Riding the Dips

“OK, Missy, get ready!” I shout to the small figure in the passenger seat. “Got your hands up?”

“Yeah!”

Just the slightest touch of gas and VROOM! VROOM! Our Hyundai rides through two dips in Gay Street like a champ, popping up and down in the world’s shortest roller coaster.

“Wooo!” our voices echo through identical smiles.

Now that’s a ride!

I’ve mentioned before that when you travel with Missy, our developmentally disabled ward, even simple things can be a lot of fun. But even before we met, I knew about riding the “ripples” in north Gay Street.

For those who don’t get up that way much, there’s a series of drainage channels that cross the road in that neighborhood. As a kid, I used to think of these dips in the road (as opposed to the dips on the road) as “reverse speed bumps,” especially after seeing cars new to the area creep through them at 5 mph or less.

I was an adult before I knew those things were built to hold water. But I was still a teenager when I learned the twin secrets of the dips:

  1. You went through them more smoothly if you applied a little more speed, not less …
  2. …except for the ones at each end of the run, which would smack your undercarriage like Mike Tyson if you didn’t watch the road.

The result: a combination of brains and nerve, learning to pick out which spots were opportunities and which were threats.

There are worse life lessons to have. Especially these days.

Let’s face it. A sense of proportion isn’t much in style. Everything has to be the end of the world, with or without ancient Mayan calendars to prove it.

I’m not saying it’s new. I was, after all, a child of the ’70s and ’80s, when we all got warned about the razor blades that could be slipped into any Halloween treat without a wrapper. (The real danger, then and now, was generally from cars not seeing you on a darkened street.) But it seems to have hit a fever pitch over the last decade or so. Maybe even an apocalyptic one – anyone else noticed a theme to the popularity of the Hunger Games, zombie fiction, the “Revolution” TV series and so on?

Now obviously, this isn’t a world of cotton candy. Real dangers are out there, real problems need to be solved. But when we over-fortify our airports for fear of dying in a terrorist attack (odds: 1 in 1.7 million) while seeing people step outside to watch a tornado (odds of dying: 1 in 60,000), something’s a little out of whack.

It’s time to learn from the dips. Scout the ground. Learn where the dangers really are. And learn which risks are actually opportunities in disguise.

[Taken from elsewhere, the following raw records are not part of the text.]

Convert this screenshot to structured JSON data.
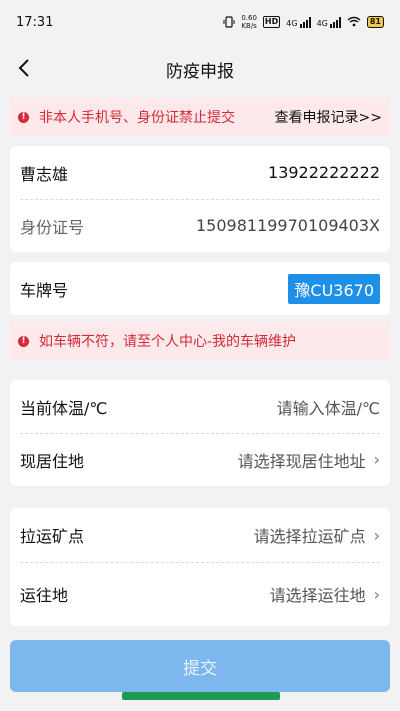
{
  "status": {
    "time": "17:31",
    "net_speed_value": "0.60",
    "net_speed_unit": "KB/s",
    "hd": "HD",
    "sim1": "4G",
    "sim2": "4G",
    "battery": "81"
  },
  "nav": {
    "title": "防疫申报"
  },
  "top_alert": {
    "message": "非本人手机号、身份证禁止提交",
    "link": "查看申报记录>>"
  },
  "identity": {
    "name": "曹志雄",
    "phone": "13922222222",
    "id_label": "身份证号",
    "id_value": "15098119970109403X"
  },
  "vehicle": {
    "label": "车牌号",
    "plate": "豫CU3670"
  },
  "vehicle_alert": {
    "message": "如车辆不符，请至个人中心-我的车辆维护"
  },
  "health": {
    "temp_label": "当前体温/℃",
    "temp_placeholder": "请输入体温/℃",
    "address_label": "现居住地",
    "address_placeholder": "请选择现居住地址"
  },
  "transport": {
    "mine_label": "拉运矿点",
    "mine_placeholder": "请选择拉运矿点",
    "dest_label": "运往地",
    "dest_placeholder": "请选择运往地"
  },
  "submit": {
    "label": "提交"
  },
  "colors": {
    "alert_bg": "#fde8ea",
    "alert_text": "#d42a3a",
    "plate_bg": "#1e90e8",
    "submit_bg": "#7db7ee",
    "home_bar": "#1f9a55"
  }
}
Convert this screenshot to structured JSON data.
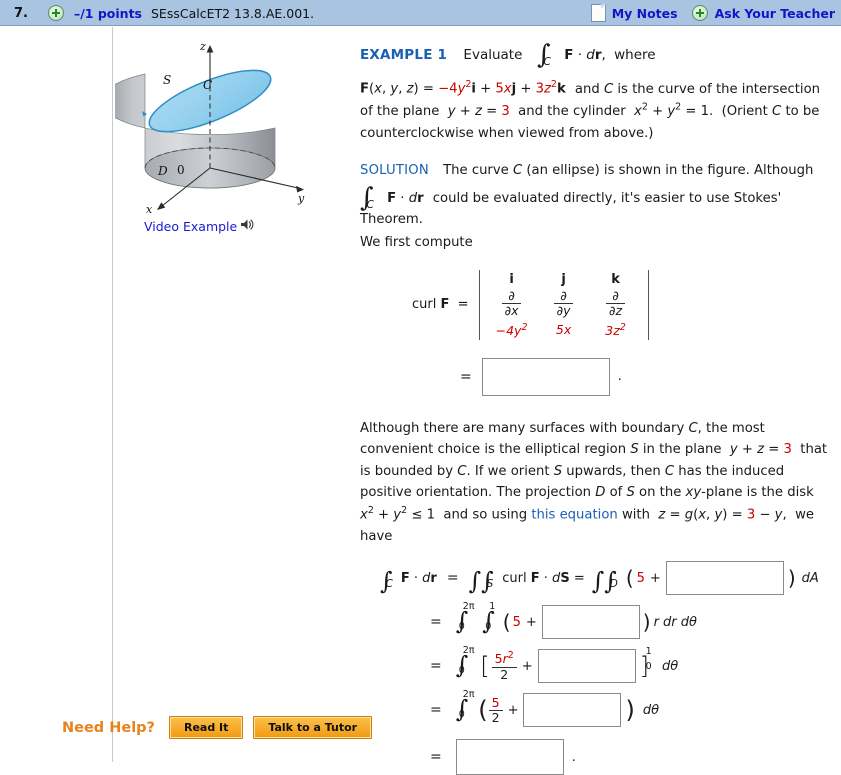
{
  "header": {
    "question_number": "7.",
    "plus_icon": "green-plus-icon",
    "points": "–/1 points",
    "question_code": "SEssCalcET2 13.8.AE.001.",
    "my_notes_label": "My Notes",
    "my_notes_icon": "note-page-icon",
    "ask_teacher_label": "Ask Your Teacher",
    "ask_teacher_icon": "green-plus-icon",
    "bar_color": "#a8c4e0",
    "link_color": "#1414c8"
  },
  "figure": {
    "name": "stokes-theorem-cylinder-figure",
    "labels": {
      "z_axis": "z",
      "y_axis": "y",
      "x_axis": "x",
      "origin": "0",
      "surface": "S",
      "curve": "C",
      "disk": "D"
    },
    "surface_color": "#9fd2ee",
    "cylinder_color": "#b9bcc0",
    "video_example_label": "Video Example",
    "video_icon": "speaker-icon"
  },
  "example": {
    "label": "EXAMPLE 1",
    "prompt_verb": "Evaluate",
    "integral_symbol": "∫",
    "integral_sub": "C",
    "integrand": "F · dr,",
    "where": "where",
    "field_definition": {
      "lhs": "F(x, y, z) =",
      "term1_coef": "−4",
      "term1_rest": "y",
      "term1_exp": "2",
      "term1_unit": "i",
      "term2_coef": "5",
      "term2_rest": "x",
      "term2_unit": "j",
      "term3_coef": "3",
      "term3_rest": "z",
      "term3_exp": "2",
      "term3_unit": "k"
    },
    "text_after_field": "and C is the curve of the intersection of the plane",
    "plane_eq_lhs": "y + z =",
    "plane_eq_rhs": "3",
    "text_cylinder": "and the cylinder",
    "cylinder_eq": "x² + y² = 1.",
    "orient_note": "(Orient C to be counterclockwise when viewed from above.)"
  },
  "solution": {
    "label": "SOLUTION",
    "line1": "The curve C (an ellipse) is shown in the figure. Although",
    "line2": "could be evaluated directly, it's easier to use Stokes' Theorem.",
    "line3": "We first compute",
    "curl_label": "curl F  =",
    "determinant": {
      "headers": [
        "i",
        "j",
        "k"
      ],
      "partials_num": "∂",
      "partials_den": [
        "∂x",
        "∂y",
        "∂z"
      ],
      "components": [
        "−4y²",
        "5x",
        "3z²"
      ],
      "component_colors": [
        "#cc0000",
        "#cc0000",
        "#cc0000"
      ]
    },
    "curl_result_value": "",
    "curl_result_placeholder": ""
  },
  "discussion": {
    "part1": "Although there are many surfaces with boundary C, the most convenient choice is the elliptical region S in the plane",
    "plane_lhs": "y + z =",
    "plane_rhs": "3",
    "part2": "that is bounded by C. If we orient S upwards, then C has the induced positive orientation. The projection D of S on the xy-plane is the disk",
    "disk_eq": "x² + y² ≤ 1",
    "part3": "and so using",
    "link_text": "this equation",
    "part4": "with",
    "g_lhs": "z = g(x, y) =",
    "g_rhs": "3",
    "g_tail": "− y,",
    "part5": "we have"
  },
  "derivation": {
    "line1": {
      "lhs_integral_sub": "C",
      "lhs_integrand": "F · dr",
      "eq": "=",
      "double_integral_sub": "S",
      "mid": "curl F · dS =",
      "double_integral_sub2": "D",
      "open_paren": "(",
      "const": "5",
      "plus": "+",
      "answer": "",
      "close_paren": ")",
      "trail": "dA"
    },
    "line2": {
      "eq": "=",
      "outer_upper": "2π",
      "outer_lower": "0",
      "inner_upper": "1",
      "inner_lower": "0",
      "open_paren": "(",
      "const": "5",
      "plus": "+",
      "answer": "",
      "close_paren": ")",
      "trail": "r dr dθ"
    },
    "line3": {
      "eq": "=",
      "upper": "2π",
      "lower": "0",
      "open_bracket": "[",
      "frac_num": "5r²",
      "frac_den": "2",
      "plus": "+",
      "answer": "",
      "close_bracket": "]",
      "eval_upper": "1",
      "eval_lower": "0",
      "trail": "dθ"
    },
    "line4": {
      "eq": "=",
      "upper": "2π",
      "lower": "0",
      "open_paren": "(",
      "frac_num": "5",
      "frac_den": "2",
      "plus": "+",
      "answer": "",
      "close_paren": ")",
      "trail": "dθ"
    },
    "line5": {
      "eq": "=",
      "answer": "",
      "period": "."
    }
  },
  "footer": {
    "need_help_label": "Need Help?",
    "need_help_color": "#e8821a",
    "read_it_label": "Read It",
    "talk_tutor_label": "Talk to a Tutor"
  }
}
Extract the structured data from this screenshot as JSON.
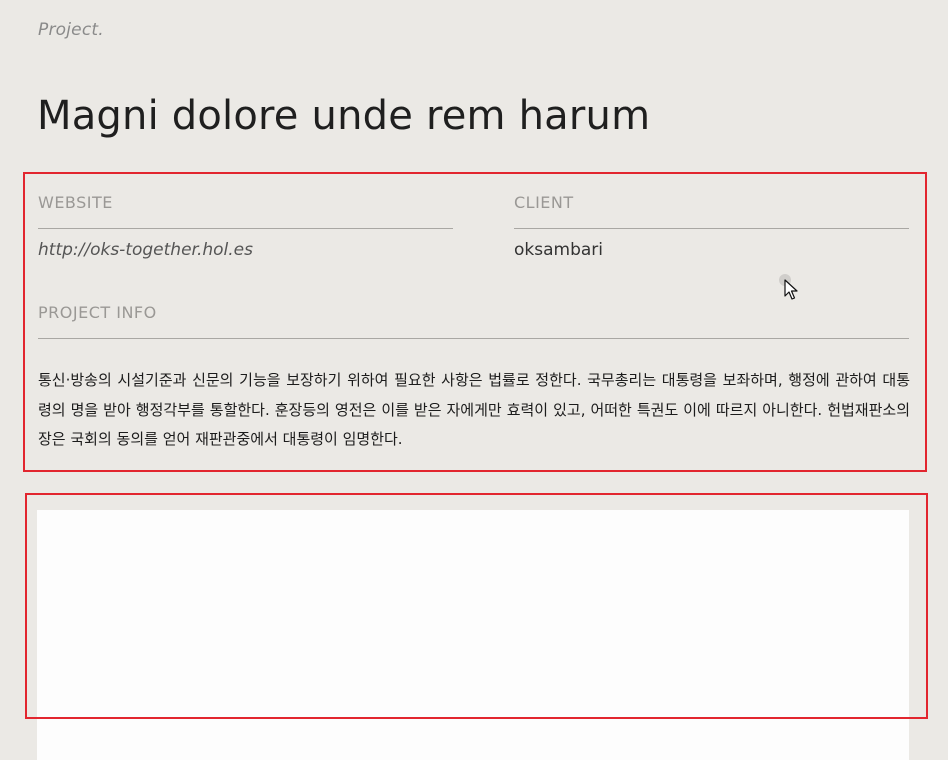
{
  "header": {
    "eyebrow": "Project.",
    "title": "Magni dolore unde rem harum"
  },
  "details": {
    "website_label": "WEBSITE",
    "website_value": "http://oks-together.hol.es",
    "client_label": "CLIENT",
    "client_value": "oksambari",
    "project_info_label": "PROJECT INFO",
    "project_info_text": "통신·방송의 시설기준과 신문의 기능을 보장하기 위하여 필요한 사항은 법률로 정한다. 국무총리는 대통령을 보좌하며, 행정에 관하여 대통령의 명을 받아 행정각부를 통할한다. 훈장등의 영전은 이를 받은 자에게만 효력이 있고, 어떠한 특권도 이에 따르지 아니한다. 헌법재판소의 장은 국회의 동의를 얻어 재판관중에서 대통령이 임명한다."
  },
  "cursor": {
    "icon": "arrow-pointer-icon"
  },
  "colors": {
    "background": "#ebe9e5",
    "highlight_box": "#e2262f",
    "image_panel": "#fdfdfd"
  }
}
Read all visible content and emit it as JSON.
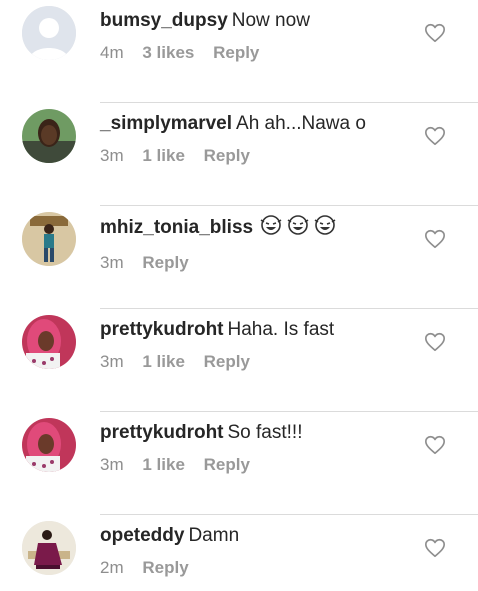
{
  "comments": [
    {
      "username": "bumsy_dupsy",
      "text": "Now now",
      "time": "4m",
      "likes": "3 likes",
      "reply": "Reply",
      "avatar": "default-avatar-icon",
      "avatar_color": "#c9d3e4"
    },
    {
      "username": "_simplymarvel",
      "text": "Ah ah...Nawa o",
      "time": "3m",
      "likes": "1 like",
      "reply": "Reply",
      "avatar": "user-photo",
      "avatar_color": "#7aa36f"
    },
    {
      "username": "mhiz_tonia_bliss",
      "text": "",
      "emoji": [
        "laughing-face-emoji",
        "laughing-face-emoji",
        "laughing-face-emoji"
      ],
      "time": "3m",
      "likes": "",
      "reply": "Reply",
      "avatar": "user-photo",
      "avatar_color": "#b9a27c"
    },
    {
      "username": "prettykudroht",
      "text": "Haha. Is fast",
      "time": "3m",
      "likes": "1 like",
      "reply": "Reply",
      "avatar": "user-photo",
      "avatar_color": "#d9366c"
    },
    {
      "username": "prettykudroht",
      "text": "So fast!!!",
      "time": "3m",
      "likes": "1 like",
      "reply": "Reply",
      "avatar": "user-photo",
      "avatar_color": "#d9366c"
    },
    {
      "username": "opeteddy",
      "text": "Damn",
      "time": "2m",
      "likes": "",
      "reply": "Reply",
      "avatar": "user-photo",
      "avatar_color": "#7a1a4a"
    }
  ],
  "colors": {
    "username": "#262626",
    "meta": "#8e8e8e",
    "divider": "#dbdbdb"
  }
}
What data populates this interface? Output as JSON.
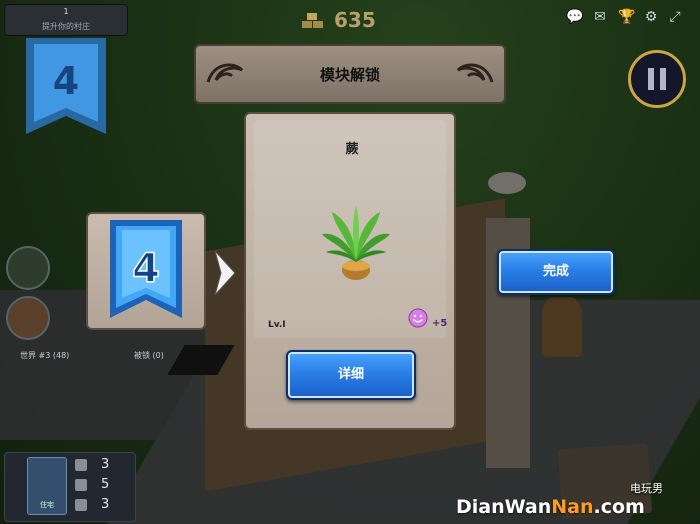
{
  "hud": {
    "level_text": "1",
    "progress_text": "提升你的村庄",
    "coin_amount": "635",
    "icons": [
      "chat-icon",
      "mail-icon",
      "trophy-icon",
      "gear-icon",
      "expand-icon"
    ],
    "timer_icon": "pause-icon"
  },
  "side": {
    "ribbon_level": "4",
    "stats_left": "世界 #3 (48)",
    "stats_right": "被锁 (0)"
  },
  "bottom_panel": {
    "label": "住宅",
    "counts": [
      "3",
      "5",
      "3"
    ]
  },
  "modal": {
    "title": "模块解锁",
    "unlock_level": "4",
    "item_name": "蕨",
    "item_level": "Lv.Ⅰ",
    "bonus": "+5",
    "detail_label": "详细",
    "done_label": "完成"
  },
  "watermark": {
    "part1": "DianWan",
    "part2": "Nan",
    "part3": ".com",
    "site_label": "电玩男"
  },
  "colors": {
    "button_blue": "#2a7fe6",
    "ribbon_blue": "#3aa0ff",
    "card_tan": "#c2b6aa",
    "watermark_accent": "#ff9b2a"
  }
}
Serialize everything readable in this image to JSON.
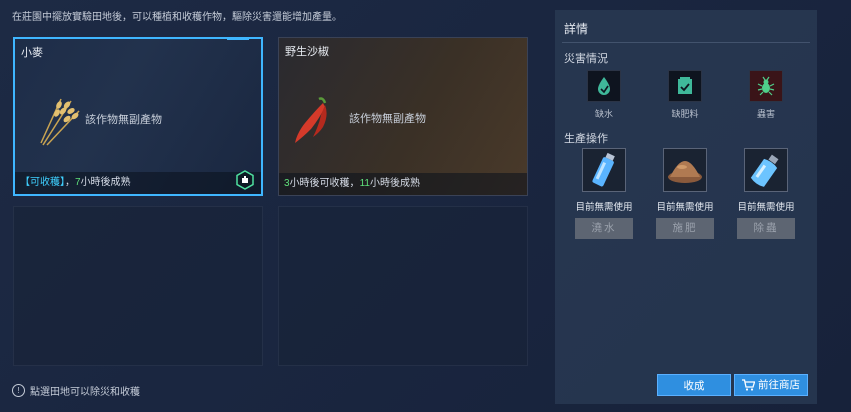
{
  "top_hint": "在莊園中擺放實驗田地後，可以種植和收穫作物，驅除災害還能增加產量。",
  "bottom_hint": "點選田地可以除災和收穫",
  "plots": [
    {
      "name": "小麥",
      "note": "該作物無副產物",
      "footer_tag": "【可收穫】",
      "footer_sep": "，",
      "footer_hours": "7",
      "footer_suffix": "小時後成熟"
    },
    {
      "name": "野生沙椒",
      "note": "該作物無副產物",
      "footer_hours1": "3",
      "footer_mid": "小時後可收穫，",
      "footer_hours2": "11",
      "footer_suffix": "小時後成熟"
    }
  ],
  "panel": {
    "title": "詳情",
    "disaster_title": "災害情況",
    "disasters": [
      {
        "label": "缺水",
        "icon": "water-drop-icon"
      },
      {
        "label": "缺肥料",
        "icon": "fertilizer-bag-icon"
      },
      {
        "label": "蟲害",
        "icon": "bug-icon"
      }
    ],
    "ops_title": "生產操作",
    "ops": [
      {
        "status": "目前無需使用",
        "button": "澆水",
        "icon": "water-bottle-icon"
      },
      {
        "status": "目前無需使用",
        "button": "施肥",
        "icon": "fertilizer-pile-icon"
      },
      {
        "status": "目前無需使用",
        "button": "除蟲",
        "icon": "spray-bottle-icon"
      }
    ],
    "harvest_button": "收成",
    "shop_button": "前往商店"
  }
}
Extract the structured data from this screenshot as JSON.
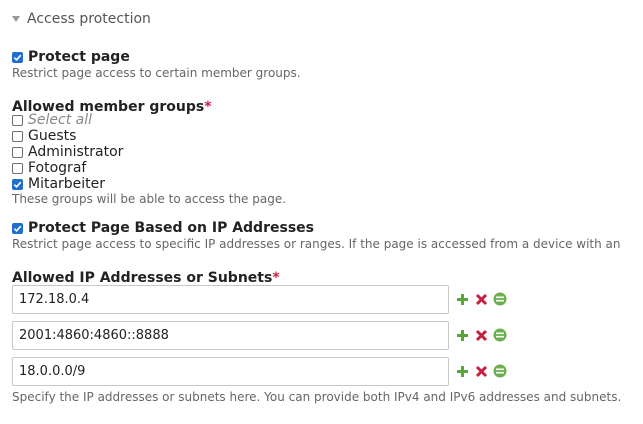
{
  "legend": {
    "title": "Access protection"
  },
  "protect_page": {
    "label": "Protect page",
    "checked": true,
    "help": "Restrict page access to certain member groups."
  },
  "groups": {
    "label": "Allowed member groups",
    "required_mark": "*",
    "select_all": "Select all",
    "options": [
      {
        "label": "Guests",
        "checked": false
      },
      {
        "label": "Administrator",
        "checked": false
      },
      {
        "label": "Fotograf",
        "checked": false
      },
      {
        "label": "Mitarbeiter",
        "checked": true
      }
    ],
    "help": "These groups will be able to access the page."
  },
  "protect_ip": {
    "label": "Protect Page Based on IP Addresses",
    "checked": true,
    "help": "Restrict page access to specific IP addresses or ranges. If the page is accessed from a device with an"
  },
  "ips": {
    "label": "Allowed IP Addresses or Subnets",
    "required_mark": "*",
    "rows": [
      {
        "value": "172.18.0.4"
      },
      {
        "value": "2001:4860:4860::8888"
      },
      {
        "value": "18.0.0.0/9"
      }
    ],
    "help": "Specify the IP addresses or subnets here. You can provide both IPv4 and IPv6 addresses and subnets."
  },
  "colors": {
    "accent": "#1f6fd1",
    "add": "#5aa53b",
    "delete": "#c5203f",
    "drag": "#6ab04c"
  }
}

Missy reinforced that last one for me.

When my wife Heather asked if we could become her guardians, I was terrified at first. What if Heather’s health failed? What if my job went away? What if we couldn’t hack it, if we ended up screwing up a life so dependent on the lives of others?

But eventually, after a lot of talking and a lot of thinking, we took the plunge. No holding back, hit the gas.

And what looked like a canyon turned into a sweet spot. Ups and downs, yes, like a small roller coaster, but no damage. No regrets for taking the ride. None at all.

I’m still glad we drove ahead.

Because if we hadn’t, I’d feel like a real dip.